Diketahui bahwa Residency Program menghadirkan dua desainer muda Prancis yakni Kozue Sullerot dan Priscille Berthaud yang akan menjalani proses magang dan kolaborasi selama tiga bulan di Indonesia.
Selama di Tanah Air, mereka akan mempelajari batik di Jawa serta tenun di wilayah timur Indonesia, bekerja langsung bersama para artisan lokal.
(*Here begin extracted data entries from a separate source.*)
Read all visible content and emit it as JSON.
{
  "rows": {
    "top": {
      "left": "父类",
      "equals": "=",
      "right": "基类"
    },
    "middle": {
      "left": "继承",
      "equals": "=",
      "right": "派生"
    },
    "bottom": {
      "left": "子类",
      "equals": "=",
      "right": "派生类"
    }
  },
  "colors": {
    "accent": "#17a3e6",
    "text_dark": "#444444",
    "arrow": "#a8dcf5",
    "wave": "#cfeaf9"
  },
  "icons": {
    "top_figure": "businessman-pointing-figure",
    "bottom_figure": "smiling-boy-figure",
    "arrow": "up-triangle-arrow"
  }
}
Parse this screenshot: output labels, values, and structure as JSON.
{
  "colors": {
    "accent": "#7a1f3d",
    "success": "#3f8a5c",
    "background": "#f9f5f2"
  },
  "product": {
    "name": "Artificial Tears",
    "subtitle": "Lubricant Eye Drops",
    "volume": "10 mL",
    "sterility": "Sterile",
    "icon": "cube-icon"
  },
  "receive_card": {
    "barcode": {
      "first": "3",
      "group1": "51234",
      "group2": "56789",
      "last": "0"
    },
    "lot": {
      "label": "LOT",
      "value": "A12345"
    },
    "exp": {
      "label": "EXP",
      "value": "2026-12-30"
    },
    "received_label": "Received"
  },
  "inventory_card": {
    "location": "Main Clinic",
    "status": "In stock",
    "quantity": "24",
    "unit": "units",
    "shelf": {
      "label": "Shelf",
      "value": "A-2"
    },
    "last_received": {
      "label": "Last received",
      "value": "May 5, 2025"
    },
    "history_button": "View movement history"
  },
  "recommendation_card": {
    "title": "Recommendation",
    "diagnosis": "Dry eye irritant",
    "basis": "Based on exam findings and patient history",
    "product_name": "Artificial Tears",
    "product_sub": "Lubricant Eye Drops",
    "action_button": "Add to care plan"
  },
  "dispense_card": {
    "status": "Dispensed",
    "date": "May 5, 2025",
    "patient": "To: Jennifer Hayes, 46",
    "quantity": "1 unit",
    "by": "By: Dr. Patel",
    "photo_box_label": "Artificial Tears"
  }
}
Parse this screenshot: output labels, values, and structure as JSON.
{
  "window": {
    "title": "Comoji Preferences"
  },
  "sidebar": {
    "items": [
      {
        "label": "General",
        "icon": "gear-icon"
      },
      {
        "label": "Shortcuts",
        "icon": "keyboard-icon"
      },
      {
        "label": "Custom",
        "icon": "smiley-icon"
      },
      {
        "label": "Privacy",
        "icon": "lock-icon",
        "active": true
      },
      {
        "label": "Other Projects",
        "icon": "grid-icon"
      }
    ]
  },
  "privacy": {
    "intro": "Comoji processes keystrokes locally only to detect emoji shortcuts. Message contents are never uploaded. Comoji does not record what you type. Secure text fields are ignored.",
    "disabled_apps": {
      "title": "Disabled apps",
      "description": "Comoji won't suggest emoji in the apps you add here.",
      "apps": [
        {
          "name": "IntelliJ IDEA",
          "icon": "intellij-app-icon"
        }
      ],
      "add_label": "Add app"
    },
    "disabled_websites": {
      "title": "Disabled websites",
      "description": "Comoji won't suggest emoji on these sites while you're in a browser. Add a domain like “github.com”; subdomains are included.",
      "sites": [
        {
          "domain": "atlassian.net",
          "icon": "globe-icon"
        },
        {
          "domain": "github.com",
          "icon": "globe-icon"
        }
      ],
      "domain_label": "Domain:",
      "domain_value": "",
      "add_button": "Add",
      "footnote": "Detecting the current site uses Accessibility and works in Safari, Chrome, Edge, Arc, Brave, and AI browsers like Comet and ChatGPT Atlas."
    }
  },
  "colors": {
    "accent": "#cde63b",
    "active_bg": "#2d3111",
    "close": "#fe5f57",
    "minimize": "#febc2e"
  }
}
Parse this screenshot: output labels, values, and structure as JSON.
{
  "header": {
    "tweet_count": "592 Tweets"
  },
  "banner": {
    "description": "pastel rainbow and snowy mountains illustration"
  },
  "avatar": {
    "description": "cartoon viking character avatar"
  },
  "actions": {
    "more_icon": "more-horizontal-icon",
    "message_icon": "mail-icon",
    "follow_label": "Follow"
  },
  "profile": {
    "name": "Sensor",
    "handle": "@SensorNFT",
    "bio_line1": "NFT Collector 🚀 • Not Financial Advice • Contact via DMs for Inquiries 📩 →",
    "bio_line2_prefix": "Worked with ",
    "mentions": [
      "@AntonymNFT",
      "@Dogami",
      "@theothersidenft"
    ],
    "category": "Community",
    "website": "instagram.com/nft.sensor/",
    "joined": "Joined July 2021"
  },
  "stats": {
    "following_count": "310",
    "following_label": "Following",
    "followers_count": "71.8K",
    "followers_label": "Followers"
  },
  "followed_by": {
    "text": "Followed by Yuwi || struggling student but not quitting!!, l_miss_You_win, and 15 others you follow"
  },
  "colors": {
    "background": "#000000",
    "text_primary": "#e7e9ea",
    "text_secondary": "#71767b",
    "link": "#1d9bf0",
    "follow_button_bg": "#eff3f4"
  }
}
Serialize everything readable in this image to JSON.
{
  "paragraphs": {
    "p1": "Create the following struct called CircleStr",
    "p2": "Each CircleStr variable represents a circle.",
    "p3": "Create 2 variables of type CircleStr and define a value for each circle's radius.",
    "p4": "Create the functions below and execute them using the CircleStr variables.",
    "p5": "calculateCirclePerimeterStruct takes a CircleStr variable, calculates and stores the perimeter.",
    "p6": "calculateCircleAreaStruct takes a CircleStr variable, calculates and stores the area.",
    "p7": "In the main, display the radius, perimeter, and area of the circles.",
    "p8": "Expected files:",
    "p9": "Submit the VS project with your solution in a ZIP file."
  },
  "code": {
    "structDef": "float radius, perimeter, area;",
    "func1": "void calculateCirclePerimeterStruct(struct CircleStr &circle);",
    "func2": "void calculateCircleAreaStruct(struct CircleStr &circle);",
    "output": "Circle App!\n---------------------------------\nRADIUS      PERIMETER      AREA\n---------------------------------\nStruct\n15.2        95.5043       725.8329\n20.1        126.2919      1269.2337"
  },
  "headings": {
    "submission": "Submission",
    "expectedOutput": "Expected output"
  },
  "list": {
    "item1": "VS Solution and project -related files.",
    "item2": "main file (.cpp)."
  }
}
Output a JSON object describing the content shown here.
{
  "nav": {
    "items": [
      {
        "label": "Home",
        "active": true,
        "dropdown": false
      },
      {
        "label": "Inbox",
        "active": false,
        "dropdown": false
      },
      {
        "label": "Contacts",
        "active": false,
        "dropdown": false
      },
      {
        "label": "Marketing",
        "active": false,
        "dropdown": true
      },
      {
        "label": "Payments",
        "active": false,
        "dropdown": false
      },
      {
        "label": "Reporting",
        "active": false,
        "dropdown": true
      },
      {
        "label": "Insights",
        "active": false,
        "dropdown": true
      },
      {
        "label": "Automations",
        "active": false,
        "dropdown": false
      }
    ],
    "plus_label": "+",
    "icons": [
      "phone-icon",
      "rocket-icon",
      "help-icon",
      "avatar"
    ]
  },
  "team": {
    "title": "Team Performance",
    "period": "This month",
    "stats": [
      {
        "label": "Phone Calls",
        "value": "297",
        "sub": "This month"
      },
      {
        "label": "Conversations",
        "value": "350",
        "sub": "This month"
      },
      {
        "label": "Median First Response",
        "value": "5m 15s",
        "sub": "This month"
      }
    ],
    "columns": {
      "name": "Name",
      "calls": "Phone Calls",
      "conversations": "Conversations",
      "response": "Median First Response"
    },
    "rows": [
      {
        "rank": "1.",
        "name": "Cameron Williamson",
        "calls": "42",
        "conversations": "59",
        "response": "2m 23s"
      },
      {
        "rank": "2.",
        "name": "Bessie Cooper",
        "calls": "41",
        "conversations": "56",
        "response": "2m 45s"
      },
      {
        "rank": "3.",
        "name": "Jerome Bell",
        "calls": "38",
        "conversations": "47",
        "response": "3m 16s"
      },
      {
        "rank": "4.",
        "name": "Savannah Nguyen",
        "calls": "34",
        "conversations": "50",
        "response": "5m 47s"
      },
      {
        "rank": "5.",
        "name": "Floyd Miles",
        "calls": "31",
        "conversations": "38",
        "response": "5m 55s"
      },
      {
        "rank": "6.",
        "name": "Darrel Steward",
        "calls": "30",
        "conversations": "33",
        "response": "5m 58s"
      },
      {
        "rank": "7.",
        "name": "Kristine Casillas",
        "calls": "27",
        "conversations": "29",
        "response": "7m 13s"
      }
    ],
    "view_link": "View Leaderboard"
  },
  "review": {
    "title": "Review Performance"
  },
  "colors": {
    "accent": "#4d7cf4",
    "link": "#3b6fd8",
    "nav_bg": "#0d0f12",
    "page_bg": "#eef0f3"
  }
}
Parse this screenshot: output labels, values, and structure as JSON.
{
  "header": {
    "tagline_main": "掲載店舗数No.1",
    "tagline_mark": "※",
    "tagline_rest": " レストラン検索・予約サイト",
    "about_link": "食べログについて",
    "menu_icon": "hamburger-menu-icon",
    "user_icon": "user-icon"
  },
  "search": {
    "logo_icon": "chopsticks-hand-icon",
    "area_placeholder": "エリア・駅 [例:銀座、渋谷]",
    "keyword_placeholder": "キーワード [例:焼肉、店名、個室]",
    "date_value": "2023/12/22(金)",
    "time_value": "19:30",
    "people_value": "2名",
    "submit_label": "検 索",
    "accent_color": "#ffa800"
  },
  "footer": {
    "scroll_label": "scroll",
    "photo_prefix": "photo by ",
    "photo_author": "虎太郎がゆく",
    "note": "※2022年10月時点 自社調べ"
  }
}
"Residency Program ini adalah langkah nyata kami untuk memperdalam kolaborasi lintas budaya. Melalui program ini mereka langsung bekerja dengan para artisan dan melakukan proses kreatif bersama. Mereka bukan hanya mendapat pelatihan teknis, tapi juga mendapatkan pengalaman profesional dan personal,” ujar Thresia Mareta, Co-initiator PINTU Incubator sekaligus Founder LAKON Indonesia.
FYI nih Beauty, sejak diluncurkan pada 2022, PINTU telah menghubungkan lebih dari 10.000 brand yang tertarik, memilih 51 peserta terinkubasi, dan melibatkan 86 mentor ahli, termasuk 33 dari Prancis.
Dengan adanya program ini bisa menjadi sarana pengembangan desainer muda melalui mentoring, pertukaran budaya, serta eksposur ke pasar global.
Selain itu, sebagai bentuk penguatan kerja sama internasional, PINTU juga menandatangani MoU dengan École Duperré Paris, salah satu institusi seni dan mode ternama di Prancis.
Penandatanganan dilakukan oleh Thresia Mareta dan Alain Soreil pada 28 Mei 2025 di Rumah Tradisional Kudus, disaksikan Menteri Kebudayaan Prancis Rachida Dati dan Chairman JF3 Soegianto Nagaria.
“Saat Presiden Macron menyebut langsung program PINTU dalam pidatonya di Candi Borobudur, saya menyadari bahwa itu bukan hanya pengakuan atas program kami, tapi juga simbol kuat bahwa budaya, pendidikan, dan kreativitas bisa menyatukan dua bangsa,” jelas Thresia.
JF3 sebagai mitra utama juga menegaskan komitmennya terhadap industri mode berkelanjutan di Indonesia. “Kami tidak hanya merayakan kreativitas, kami berinvestasi di dalamnya dan mengarahkannya ke pasar nyata serta eksposur global,” ujar Soegianto Nagaria.